We're kinda confusing levels here. There are really three viewpoints of an object:
- The external public view.
- The internal private view.
- The hidden MOP view
I was speaking from the perspective of #2, not #3. From the #2 perspective, for any normal attribute without an explicit private accessor,
$!foo and
self!foo are largely interchangeable, give or take a sigil. The MOP may or may not make visible the call that implements
$!foo, since
$!foo is viewed under #2 as fundamentally a reference to the storage. The MOP is free to not implement
method !foo at all if it can determine that it is unneeded,
either by analysis or just by being lazy about autoloading one. From the #2 viewpoint,
$!foo is just a variable, and
method !foo is a (possibly autogenerated) accessor to the variable.

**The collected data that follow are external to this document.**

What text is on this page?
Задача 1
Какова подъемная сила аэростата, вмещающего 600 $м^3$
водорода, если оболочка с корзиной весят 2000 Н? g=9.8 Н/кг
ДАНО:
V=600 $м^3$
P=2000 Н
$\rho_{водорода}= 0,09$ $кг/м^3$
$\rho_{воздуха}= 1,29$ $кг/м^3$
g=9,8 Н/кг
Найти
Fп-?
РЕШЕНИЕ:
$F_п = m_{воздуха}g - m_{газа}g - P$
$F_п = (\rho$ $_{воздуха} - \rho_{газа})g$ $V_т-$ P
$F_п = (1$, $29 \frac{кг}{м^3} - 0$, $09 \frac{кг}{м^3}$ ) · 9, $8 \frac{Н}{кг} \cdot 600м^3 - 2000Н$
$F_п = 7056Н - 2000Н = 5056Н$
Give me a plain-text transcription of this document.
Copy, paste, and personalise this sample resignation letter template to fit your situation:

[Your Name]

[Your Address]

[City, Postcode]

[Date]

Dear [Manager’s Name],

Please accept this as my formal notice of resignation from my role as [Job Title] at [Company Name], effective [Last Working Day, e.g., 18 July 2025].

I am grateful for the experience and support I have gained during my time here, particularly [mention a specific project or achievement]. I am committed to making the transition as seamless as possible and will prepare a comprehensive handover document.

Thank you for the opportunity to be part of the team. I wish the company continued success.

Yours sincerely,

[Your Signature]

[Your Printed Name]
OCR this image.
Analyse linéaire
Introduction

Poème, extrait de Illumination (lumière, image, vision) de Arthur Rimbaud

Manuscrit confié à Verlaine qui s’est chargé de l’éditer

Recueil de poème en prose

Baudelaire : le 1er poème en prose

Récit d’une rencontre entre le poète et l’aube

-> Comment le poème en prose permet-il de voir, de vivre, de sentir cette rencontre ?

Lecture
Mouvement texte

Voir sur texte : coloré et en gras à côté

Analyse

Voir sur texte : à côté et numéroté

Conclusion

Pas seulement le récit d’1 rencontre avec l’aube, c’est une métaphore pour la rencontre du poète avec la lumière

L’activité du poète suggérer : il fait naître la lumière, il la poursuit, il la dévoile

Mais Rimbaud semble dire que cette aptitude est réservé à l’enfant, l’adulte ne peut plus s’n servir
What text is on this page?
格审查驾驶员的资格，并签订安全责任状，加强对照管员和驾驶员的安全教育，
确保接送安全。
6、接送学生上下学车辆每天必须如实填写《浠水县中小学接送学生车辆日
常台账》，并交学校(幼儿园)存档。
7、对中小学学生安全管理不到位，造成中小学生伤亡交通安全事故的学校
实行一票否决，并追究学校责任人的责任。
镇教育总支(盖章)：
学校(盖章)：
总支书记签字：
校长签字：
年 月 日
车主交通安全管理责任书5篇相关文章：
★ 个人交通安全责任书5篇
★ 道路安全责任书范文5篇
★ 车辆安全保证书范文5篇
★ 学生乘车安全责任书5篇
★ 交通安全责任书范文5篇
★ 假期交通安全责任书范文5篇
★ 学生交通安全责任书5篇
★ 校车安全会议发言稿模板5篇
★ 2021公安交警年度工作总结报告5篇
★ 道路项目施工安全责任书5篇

From the #3 perspective, sure, the fundamental accessor for the slot could be identical to method !foo, but then you're kinda hosed if the user wants to actually define the !foo method as a wrapper around $!foo, which would be an infinite regress if you confuse the user's slot accessor with the MOP's slot accessor. So unlike the situation with $.foo, the $!foo notation is not just syntactic sugar for a private accessor, and a private method must be called as self!foo.
So why would the user ever want to define their own private accessor? Primarily to mediate how much you want to dynamically "untrust" any other classes you've trusted by declaration.